KELO Radio – Dental Implants

Bill Zortman: Dr. Lou George, Dr. Dennis Miller from Siouxland Oral Surgery. Gentlemen, nice to have you with us today.

Dr. Lou George: Glad to be here, Bill. Nice to see you.

Dr. Denis Miller: Thanks for having us.

Bill: The I-word: Implants. What can you share? What’s important? Who should be involved with implants?

Dr. Miller: Dental implants are the most modern way of restoring an area where you’ve lost a tooth. There’s really two basic patient populations: people who’ve lost one, two, or three teeth due to trauma, mastication and cracking, gum disease, cavities, things like that, but the twist there is it’s just one or two or three teeth. Then there’s other teeth — or other patients that have lost all of their teeth or no longer have any teeth or they’re non-salvageable, and those people usually have to go into dentures, and some dentures fit well, some don’t. But over time, especially on the lower denture — that’s the one that tends to move around a lot — and studies have shown when you’re in dentures, you only have about 20, maybe 30, percent of the chewing force and efficiency that you used to have, and it’s just real tough for people to go to the salad bar and use their front teeth to bite into things. The dentures tend to move around a lot, so dental implants are a really nice way of stabilizing those dentures and giving people a really good quality of life. For bang for your buck, two implants on that lower denture — boy, does that change somebody’s life for the better.

Bill: Better smile — that seems to be in a gratification society, give me a better smile, and I’m happy. And everything that you do, I’m sure, is designed to give them a better smile.

Dr. Miller: Right, and going back to the denture analogy, you can get perfect teeth or teeth that are however you want them, but the idea there where we fit in is we provide the foundation for that, and then our collaborative team members and our dental colleges, they’re the ones that give the person the smile they want. You can have a very natural-looking smile, or you could have the Hollywood smile where the teeth, they’re bleached white. There’s different ways of going about it. Our job is the foundation. What we do — you never see what we do. It’s what your restorative dentist — they’re the masters of the

“smile.” We just help them get to where they need to go.

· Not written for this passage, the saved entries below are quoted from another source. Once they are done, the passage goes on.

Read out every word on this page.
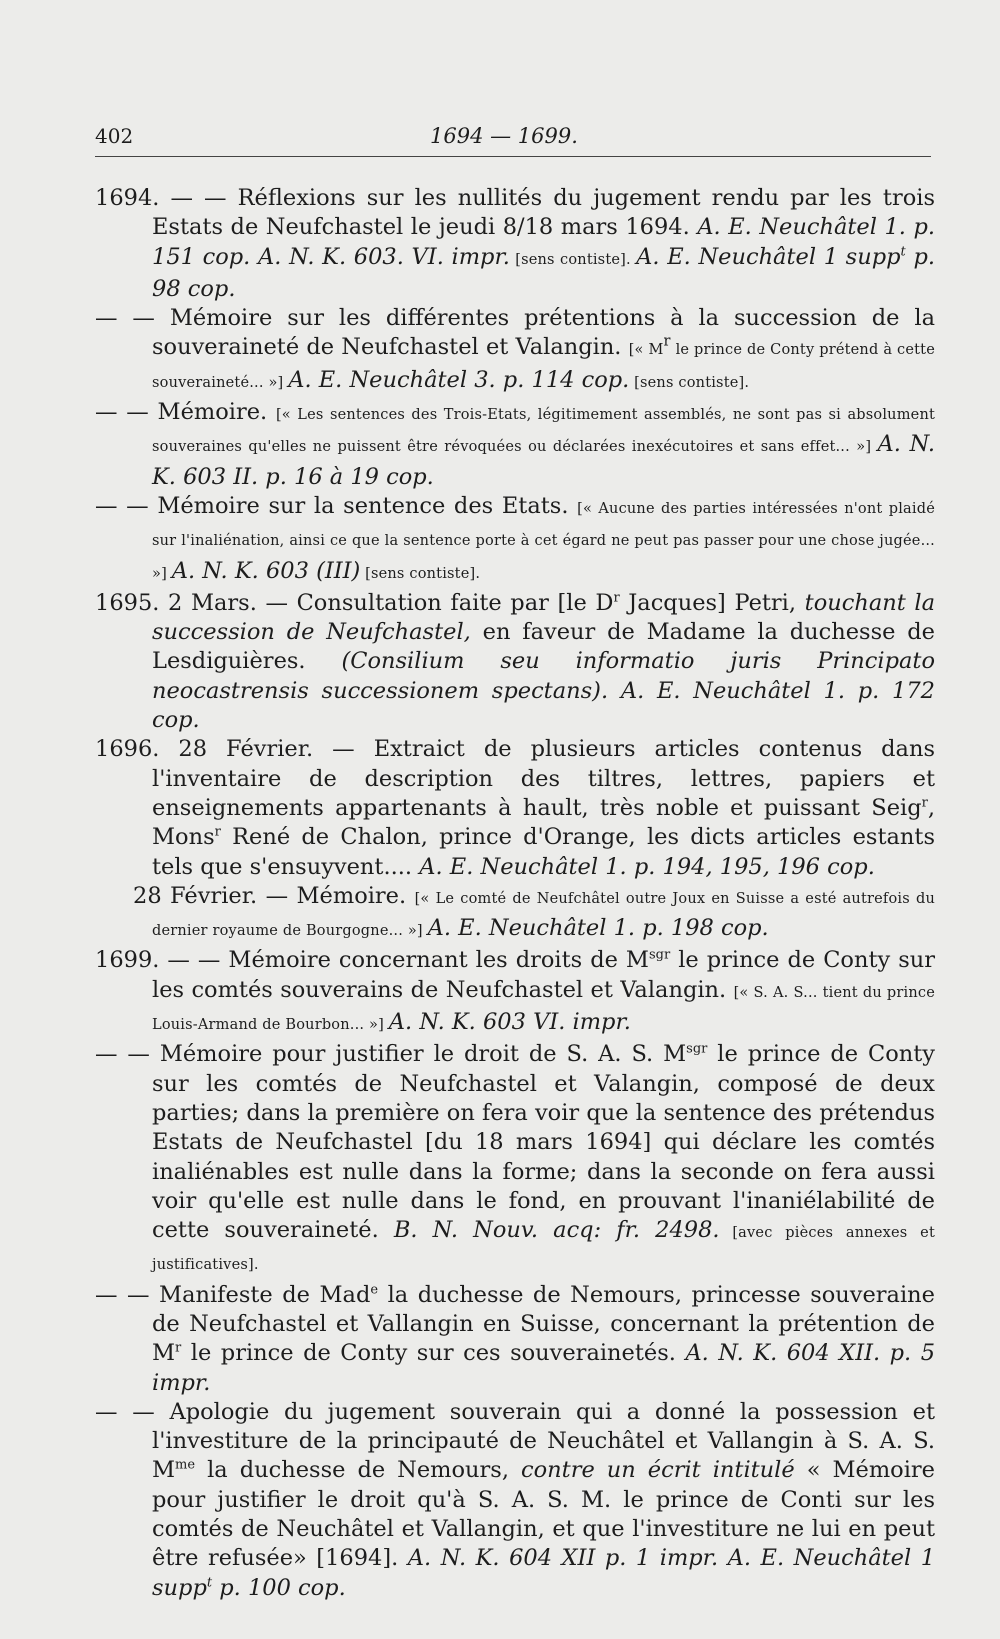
402	1694 — 1699.

1694. — — Réflexions sur les nullités du jugement rendu par les trois Estats de Neufchastel le jeudi 8/18 mars 1694. A. E. Neuchâtel 1. p. 151 cop. A. N. K. 603. VI. impr. [sens contiste]. A. E. Neuchâtel 1 supp$^t$ p. 98 cop.

— — Mémoire sur les différentes prétentions à la succession de la souveraineté de Neufchastel et Valangin. [« M$^r$ le prince de Conty prétend à cette souveraineté... »] A. E. Neuchâtel 3. p. 114 cop. [sens contiste].

— — Mémoire. [« Les sentences des Trois-Etats, légitimement assemblés, ne sont pas si absolument souveraines qu'elles ne puissent être révoquées ou déclarées inexécutoires et sans effet... »] A. N. K. 603 II. p. 16 à 19 cop.

— — Mémoire sur la sentence des Etats. [« Aucune des parties intéressées n'ont plaidé sur l'inaliénation, ainsi ce que la sentence porte à cet égard ne peut pas passer pour une chose jugée... »] A. N. K. 603 (III) [sens contiste].

1695. 2 Mars. — Consultation faite par [le $D^r$ Jacques] Petri, touchant la succession de Neufchastel, en faveur de Madame la duchesse de Lesdiguières. (Consilium seu informatio juris Principato neocastrensis successionem spectans). A. E. Neuchâtel 1. p. 172 cop.

1696. 28 Février. — Extraict de plusieurs articles contenus dans l'inventaire de description des tiltres, lettres, papiers et enseignements appartenants à hault, très noble et puissant Seig$^r$, Mons$^r$ René de Chalon, prince d'Orange, les dicts articles estants tels que s'ensuyvent.... A. E. Neuchâtel 1. p. 194, 195, 196 cop.

28 Février. — Mémoire. [« Le comté de Neufchâtel outre Joux en Suisse a esté autrefois du dernier royaume de Bourgogne... »] A. E. Neuchâtel 1. p. 198 cop.

1699. — — Mémoire concernant les droits de $M^{sgr}$ le prince de Conty sur les comtés souverains de Neufchastel et Valangin. [« S. A. S... tient du prince Louis-Armand de Bourbon... »] A. N. K. 603 VI. impr.

— — Mémoire pour justifier le droit de S. A. S. $M^{sgr}$ le prince de Conty sur les comtés de Neufchastel et Valangin, composé de deux parties; dans la première on fera voir que la sentence des prétendus Estats de Neufchastel [du 18 mars 1694] qui déclare les comtés inaliénables est nulle dans la forme; dans la seconde on fera aussi voir qu'elle est nulle dans le fond, en prouvant l'inaniélabilité de cette souveraineté. B. N. Nouv. acq: fr. 2498. [avec pièces annexes et justificatives].

— — Manifeste de Mad$^e$ la duchesse de Nemours, princesse souveraine de Neufchastel et Vallangin en Suisse, concernant la prétention de $M^r$ le prince de Conty sur ces souverainetés. A. N. K. 604 XII. p. 5 impr.

— — Apologie du jugement souverain qui a donné la possession et l'investiture de la principauté de Neuchâtel et Vallangin à S. A. S. $M^{me}$ la duchesse de Nemours, contre un écrit intitulé « Mémoire pour justifier le droit qu'à S. A. S. M. le prince de Conti sur les comtés de Neuchâtel et Vallangin, et que l'investiture ne lui en peut être refusée» [1694]. A. N. K. 604 XII p. 1 impr. A. E. Neuchâtel 1 supp$^t$ p. 100 cop.
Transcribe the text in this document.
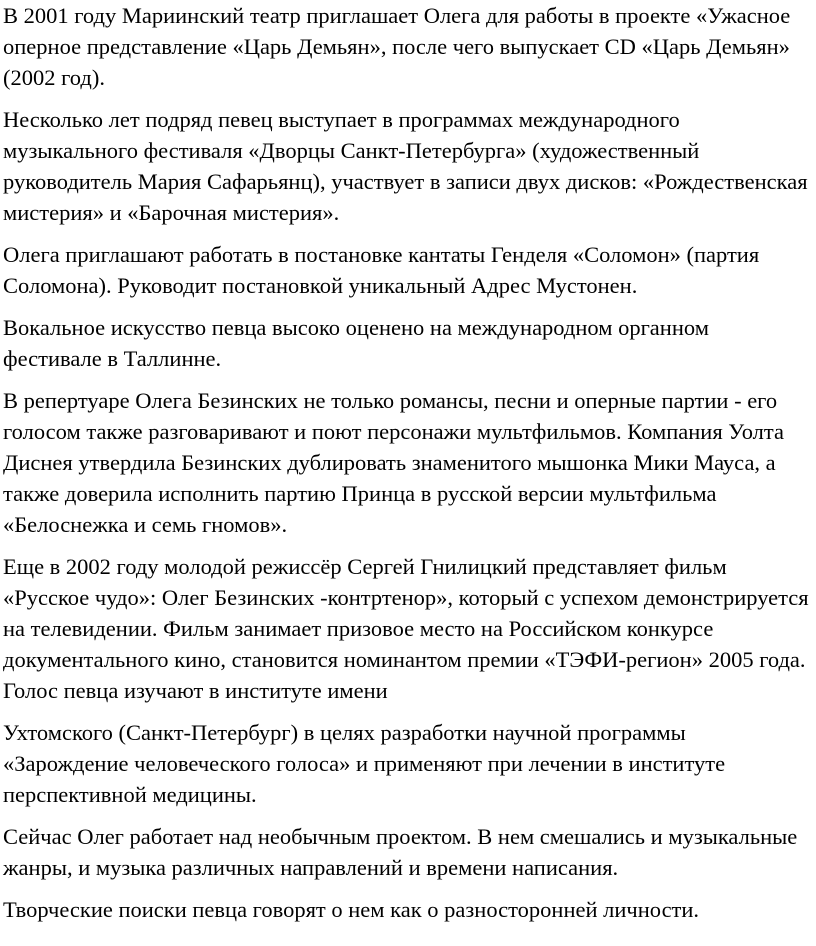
В 2001 году Мариинский театр приглашает Олега для работы в проекте «Ужасное оперное представление «Царь Демьян», после чего выпускает CD «Царь Демьян» (2002 год).

Несколько лет подряд певец выступает в программах международного музыкального фестиваля «Дворцы Санкт-Петербурга» (художественный руководитель Мария Сафарьянц), участвует в записи двух дисков: «Рождественская мистерия» и «Барочная мистерия».

Олега приглашают работать в постановке кантаты Генделя «Соломон» (партия Соломона). Руководит постановкой уникальный Адрес Мустонен.

Вокальное искусство певца высоко оценено на международном органном фестивале в Таллинне.

В репертуаре Олега Безинских не только романсы, песни и оперные партии - его голосом также разговаривают и поют персонажи мультфильмов. Компания Уолта Диснея утвердила Безинских дублировать знаменитого мышонка Мики Мауса, а также доверила исполнить партию Принца в русской версии мультфильма «Белоснежка и семь гномов».

Еще в 2002 году молодой режиссёр Сергей Гнилицкий представляет фильм «Русское чудо»: Олег Безинских -контртенор», который с успехом демонстрируется на телевидении. Фильм занимает призовое место на Российском конкурсе документального кино, становится номинантом премии «ТЭФИ-регион» 2005 года. Голос певца изучают в институте имени

Ухтомского (Санкт-Петербург) в целях разработки научной программы «Зарождение человеческого голоса» и применяют при лечении в институте перспективной медицины.

Сейчас Олег работает над необычным проектом. В нем смешались и музыкальные жанры, и музыка различных направлений и времени написания.

Творческие поиски певца говорят о нем как о разносторонней личности.
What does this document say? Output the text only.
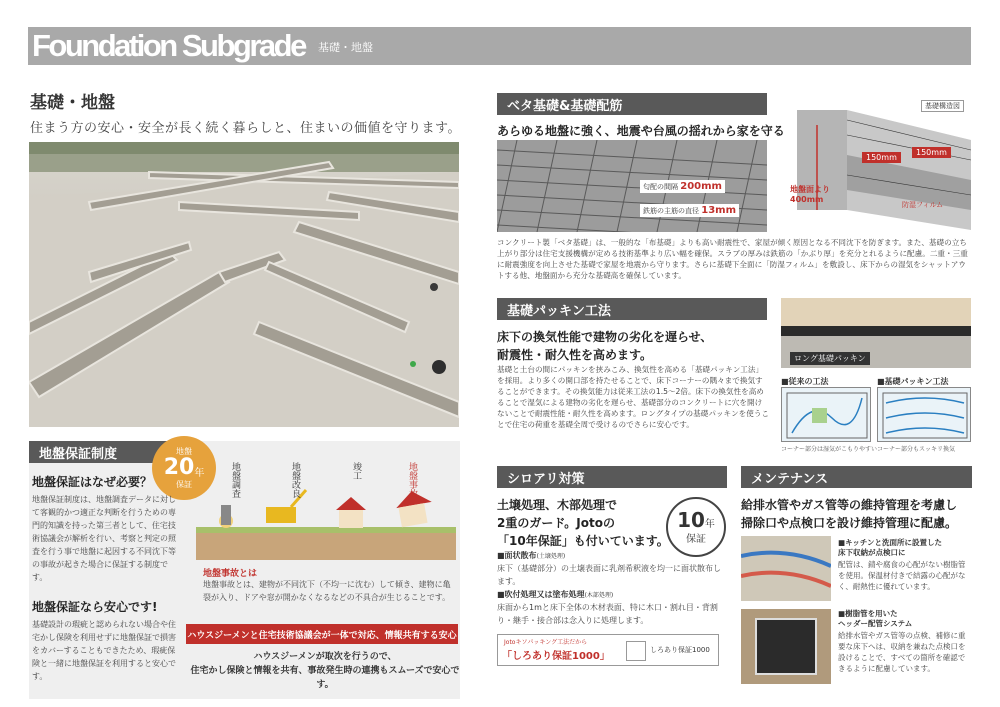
Foundation Subgrade 基礎・地盤
基礎・地盤
住まう方の安心・安全が長く続く暮らしと、住まいの価値を守ります。
地盤保証制度	地盤
20 年
保証
地盤保証はなぜ必要？
地盤保証制度は、地盤調査データに対して客観的かつ適正な判断を行うための専門的知識を持った第三者として、住宅技術協議会が解析を行い、考察と判定の照査を行う事で地盤に起因する不同沈下等の事故が起きた場合に保証する制度です。
地盤保証なら安心です!
基礎設計の瑕疵と認められない場合や住宅かし保険を利用せずに地盤保証で損害をカバーすることもできたため、瑕疵保険と一緒に地盤保証を利用すると安心です。
地盤調査	地盤改良	竣工	地盤事故
地盤事故とは
地盤事故とは、建物が不同沈下（不均一に沈む）して傾き、建物に亀裂が入り、ドアや窓が開かなくなるなどの不具合が生じることです。
ハウスジーメンと住宅技術協議会が一体で対応、情報共有する安心
ハウスジーメンが取次を行うので、
住宅かし保険と情報を共有、事故発生時の連携もスムーズで安心です。
ベタ基礎&基礎配筋
あらゆる地盤に強く、地震や台風の揺れから家を守る
匂配の間隔 200mm
鉄筋の主筋の直径 13mm
基礎構造図
150mm
150mm
地盤面より
400mm
防湿フィルム
コンクリート製「ベタ基礎」は、一般的な「布基礎」よりも高い耐震性で、家屋が傾く原因となる不同沈下を防ぎます。また、基礎の立ち上がり部分は住宅支援機構が定める技術基準より広い幅を確保。スラブの厚みは鉄筋の「かぶり厚」を充分とれるように配慮。二重・三重に耐震強度を向上させた基礎で家屋を地震から守ります。さらに基礎下全面に「防湿フィルム」を敷設し、床下からの湿気をシャットアウトする他、地盤面から充分な基礎高を確保しています。
基礎パッキン工法
床下の換気性能で建物の劣化を遅らせ、
耐震性・耐久性を高めます。
基礎と土台の間にパッキンを挟みこみ、換気性を高める「基礎パッキン工法」を採用。より多くの開口部を持たせることで、床下コーナーの隅々まで換気することができます。その換気能力は従来工法の1.5〜2倍。床下の換気性を高めることで湿気による建物の劣化を遅らせ、基礎部分のコンクリートに穴を開けないことで耐震性能・耐久性を高めます。ロングタイプの基礎パッキンを使うことで住宅の荷重を基礎全周で受けるのでさらに安心です。
ロング基礎パッキン
■従来の工法	■基礎パッキン工法
コーナー部分は湿気がこもりやすい コーナー部分もスッキリ換気
シロアリ対策
土壌処理、木部処理で
2重のガード。Jotoの
「10年保証」も付いています。
10 年
保証
■面状散布(土壌処理)
床下（基礎部分）の土壌表面に乳剤希釈液を均一に面状散布します。
■吹付処理又は塗布処理(木部処理)
床面から1mと床下全体の木材表面、特に木口・割れ目・背割り・継手・接合部は念入りに処理します。
Jotoキソパッキング工法だから
「しろあり保証1000」
しろあり保証1000
メンテナンス
給排水管やガス管等の維持管理を考慮し
掃除口や点検口を設け維持管理に配慮。
■キッチンと洗面所に設置した
床下収納が点検口に
配管は、錆や腐食の心配がない樹脂管を使用。保温材付きで結露の心配がなく、耐熱性に優れています。
■樹脂管を用いた
ヘッダー配管システム
給排水管やガス管等の点検、補修に重要な床下へは、収納を兼ねた点検口を設けることで、すべての箇所を確認できるように配慮しています。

Bill: You’re not just another dentist is the best way to see how it’s been expressed and at Siouxland Oral Surgery, you guys use the word collaborative effort because you do work with dentists. You do talk with them, and you get their ideas.

Dr. Miller: Yes. No one is an island onto themselves, and I think that once you start trying to be a jack of all trades, you can’t really specialize in one or be really, really great in one. And that’s how we fit in and why we feel that collaborating with other professionals in our field — other dentists in our field — together, we can offer a much better product (for lack of a better term) than if you try and do it all yourself.

Dr. George: And our referring dentists also know that we are extremely approachable. Anytime that they have ideas or questions about different topics, surgical issues, that they want to bounce off of us, they reach out to us without hesitation, and they know, ultimately, we have the patients’ best interest.